Stop generalising about Americans
I am intrigued by Mr. Cusak's comments in his letter to the editor ["Slovak Spectator is asinine and imperialistic" Vol. 7 No. 10, March 12 - 18]. First is the remark that we Americans say, "saaaaaakur". I was brought up watching football on Galavision (perhaps it would be more appropriate to say "fútbol"), so please avoid the blanket generalisation.
Second, the comment about the foreign footbal stars being "true sporting heroes who have transcended social, political and geographical barriers to be in Slovakia", much like your dig on American pronunciation, seems to be a knee-jerk reaction to a perceived cultural Pax Americana. Geographically, the American [basketball player in a previous Spectator article] and Brasilian travelled roughly the same distance to this country; the Africans, by the way, are closer. Politically, República Federativa do Brasil, as far as I remember, has long since shed military dictatorships in favour of democratic civilian rule. The Republic of Cameroon, although suffering from the after-effects of a boycotted presidential inauguration, has been a relatively stable government. Repúblique Centrafricaine has a civilian government. If anything, the American may have suffered greater political hardships, considering the presidential election debacle.
Third, the footballers' "small towns" are all actually larger than Pezinok [where the American plays]. I do not think this makes any difference, but I wanted to point this out.
Fourth, I don't think being a college graduate is a pre-requisite for European football or basketball pampering. This, I believe, comes as a result of individual skill and the financial standing of the team. Besides, I understand these footballers are pampered in their own right.

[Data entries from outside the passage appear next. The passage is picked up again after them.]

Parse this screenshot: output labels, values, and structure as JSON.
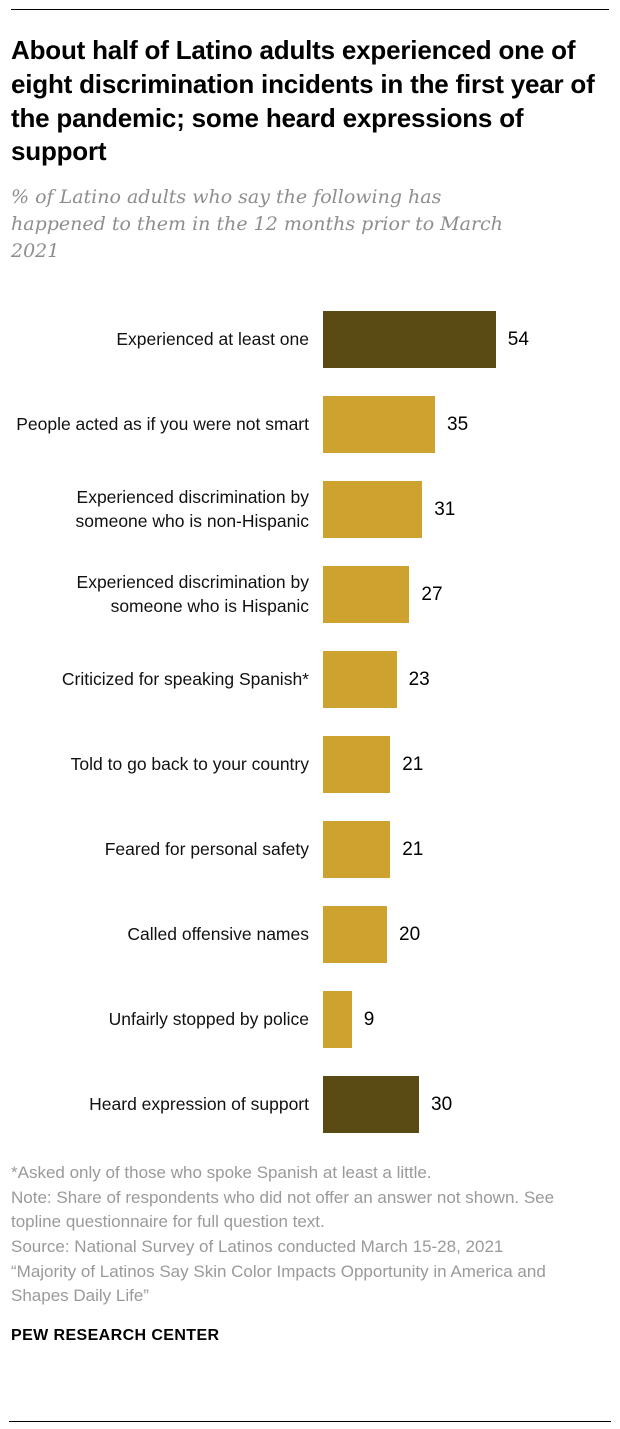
{
  "chart_data": {
    "type": "bar",
    "orientation": "horizontal",
    "title": "About half of Latino adults experienced one of eight discrimination incidents in the first year of the pandemic; some heard expressions of support",
    "subtitle": "% of Latino adults who say the following has happened to them in the 12 months prior to March 2021",
    "categories": [
      "Experienced at least one",
      "People acted as if you were not smart",
      "Experienced discrimination by someone who is non-Hispanic",
      "Experienced discrimination by someone who is Hispanic",
      "Criticized for speaking Spanish*",
      "Told to go back to your country",
      "Feared for personal safety",
      "Called offensive names",
      "Unfairly stopped by police",
      "Heard expression of support"
    ],
    "values": [
      54,
      35,
      31,
      27,
      23,
      21,
      21,
      20,
      9,
      30
    ],
    "bar_colors": [
      "dark",
      "gold",
      "gold",
      "gold",
      "gold",
      "gold",
      "gold",
      "gold",
      "gold",
      "dark"
    ],
    "colors": {
      "gold": "#cda22f",
      "dark": "#5a4a14"
    },
    "xlim": [
      0,
      80
    ],
    "value_labels": true,
    "legend": false,
    "grid": false
  },
  "footer": {
    "notes": [
      "*Asked only of those who spoke Spanish at least a little.",
      "Note: Share of respondents who did not offer an answer not shown. See topline questionnaire for full question text.",
      "Source: National Survey of Latinos conducted March 15-28, 2021",
      "“Majority of Latinos Say Skin Color Impacts Opportunity in America and Shapes Daily Life”"
    ],
    "brand": "PEW RESEARCH CENTER"
  }
}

Fifth, although our domestic football league may be relatively weak (watch the forthcoming L.A. Galaxy versus Real Madrid match to see a cricket-type score), our national teams draw sell-out crowds, the working class among them. In addition, I dare add that this is one of our few sporting events that most people can still actually afford to take their families to.
Sixth, maybe, just maybe, none of the footballers were available to be interviewed, or perhaps there was a language barrier. With the exception of Cameroon, the official language of Brasil is Portuguese, and Repúblique Centrafricaine lists French. Cameroon, by the way, has both English and French as official languages, so perhaps Mr. Fall was simply indisposed at that time.
Seventh, Perhaps Mr. Lake may have been chosen as a "sports hero" not because of his passport lineage, but because he is what one calls a 'franchise' player. Take him away and Pezinok would likely become instantly mediocre. Furthermore, Mr. Lake appears to be down-to-earth and is a wonderful team player. As for the footballers Mr. Cusack so emphatically endorsed, I have had the pleasure of watching two - Gomes and Fall - in action on the pitch. They are indeed fine athletes. However, I do know that one of them has a reputation as an enfant terrible and has been traded from several Slovak and Czech teams as a result.
Finally, a single article cannot demonstrate interest in "cosying up to middle-class American cultural imperialists". This is a hasty generalisation. Furthermore, I have a feeling that the editor-in-chief, Tom Nicholson, is Canadian (excuse me, Canaaaaaadian). So, do you mean American as in North American?
Sports, Mr. Cusak, truly transcend all barriers. American sports such as basketball and baseball are played across the globe, often at levels exceeding that found in the States. If you wish to call us "cultural imperialists", then ridicule us for how Britney Spears will soon unfortunately come to rule the world; and yes, make fun of us - I'll gladly join in with you. However, do not make sweeping generalisations about Americans, and leave the athletes, Mr. Lake included, alone.